A second editorial, on November 22. bemoaned the “fact” that test scores at Carter were “only one of four factors in the students’ final grades,” and scolded the school with this admonition: “lessen[ing| the impact of test scores comes dangerously close to the social promotion that was abandoned by the school district several years ago.” Wrong again. The News had correctly reported at least three times before that Carter’s grades were based equally on homework, class participation, weekly test scores, and a final six-weeks exam. Half the final grade, in other words, is based on testing. Carter High School students actually take tests more often than many other students in the DISD.

Henry Tatum, associate editor of the editorial page for the News and the person who researched and wrote the two editorials, says he normally relies on news reports from his own paper. But Tatum admits that he got the facts wrong-and he agrees that if the facts were wrong, then the conclusions of the editorials must be called, into question. Does that mean the News will change its editorial opinion? Pederson says the editorial staff is always judging and formulating what editorials to run based on the latest information available.

The Dallas Times Herald was much more restrained in its editorial of November 18. condemning the noisy rabble of the arguing adults more than Carter’s grading policy. But Herald sports columnist Frank Luksa fell into the same trap as the rival paper. Said Luksa in his November 19 column, “A student [at Carier] who does no work receives a grade of 50 instead of the zero he earned.” Luksa would only have had to read his own paper or call the DISD to discover his error. “If you do no work” says Marvin Edwards (speaking of students, not journalists), “you get a zero.”

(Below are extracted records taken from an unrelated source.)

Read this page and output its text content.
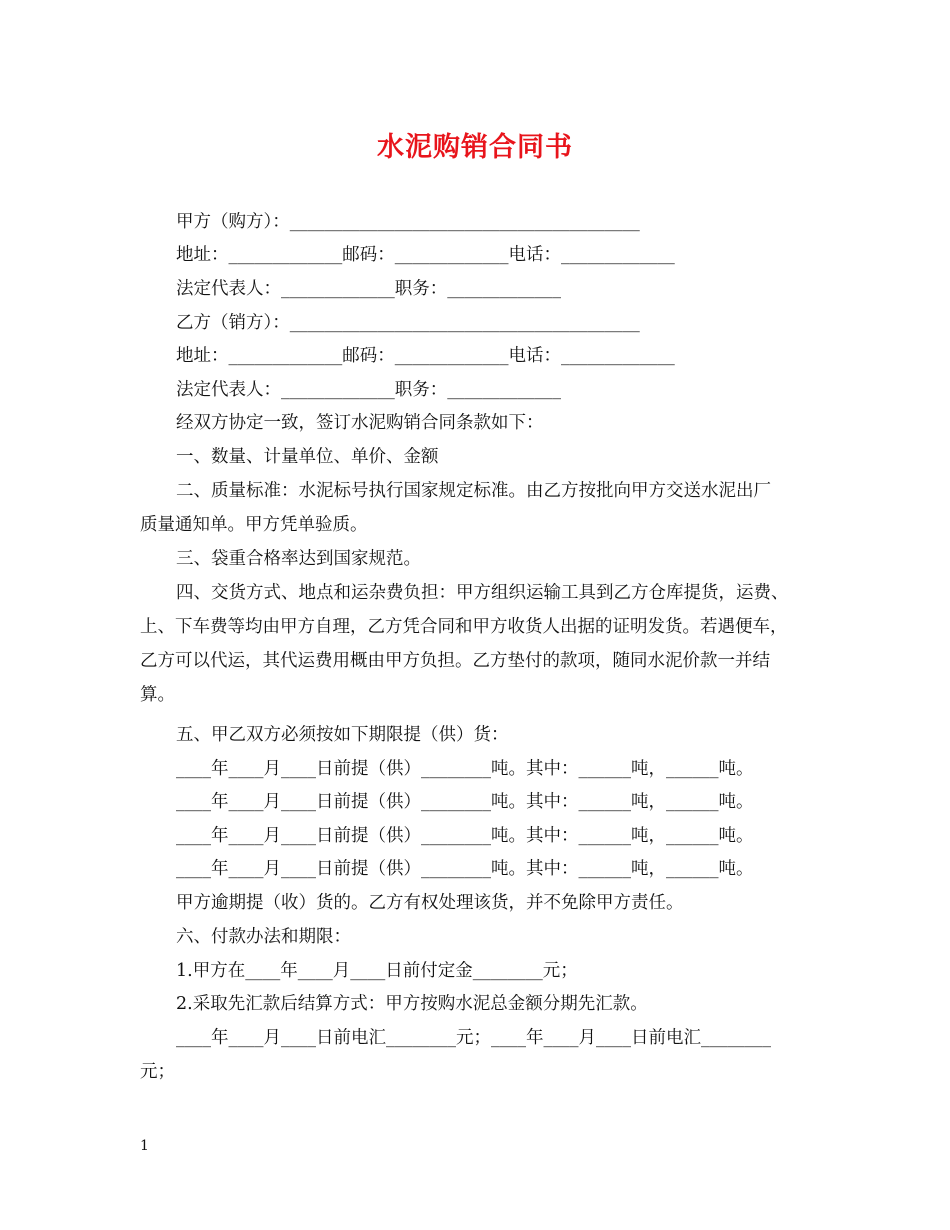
水泥购销合同书
甲方（购方）：________________________________________
地址：_____________邮码：_____________电话：_____________
法定代表人：_____________职务：_____________
乙方（销方）：________________________________________
地址：_____________邮码：_____________电话：_____________
法定代表人：_____________职务：_____________
经双方协定一致，签订水泥购销合同条款如下：
一、数量、计量单位、单价、金额
二、质量标准：水泥标号执行国家规定标准。由乙方按批向甲方交送水泥出厂
质量通知单。甲方凭单验质。
三、袋重合格率达到国家规范。
四、交货方式、地点和运杂费负担：甲方组织运输工具到乙方仓库提货，运费、
上、下车费等均由甲方自理，乙方凭合同和甲方收货人出据的证明发货。若遇便车，
乙方可以代运，其代运费用概由甲方负担。乙方垫付的款项，随同水泥价款一并结
算。
五、甲乙双方必须按如下期限提（供）货：
____年____月____日前提（供）________吨。其中：______吨，______吨。
____年____月____日前提（供）________吨。其中：______吨，______吨。
____年____月____日前提（供）________吨。其中：______吨，______吨。
____年____月____日前提（供）________吨。其中：______吨，______吨。
甲方逾期提（收）货的。乙方有权处理该货，并不免除甲方责任。
六、付款办法和期限：
1.甲方在____年____月____日前付定金________元；
2.采取先汇款后结算方式：甲方按购水泥总金额分期先汇款。
____年____月____日前电汇________元；____年____月____日前电汇________
元；
1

Both papers “really indicted the whole school district.” says school board member Betty Vondracek. “The impression you get is that we were out of our minds to have this plan (at Carter). But the foundation for that plan was solid.” Edwards agrees; the Carter plan “does not lower standards.” he says. “It increases student activity within the course. It increases standards.” And although Edwards is reluctant to criticize either paper, he clearly wishes that more facts had gone into the opinions.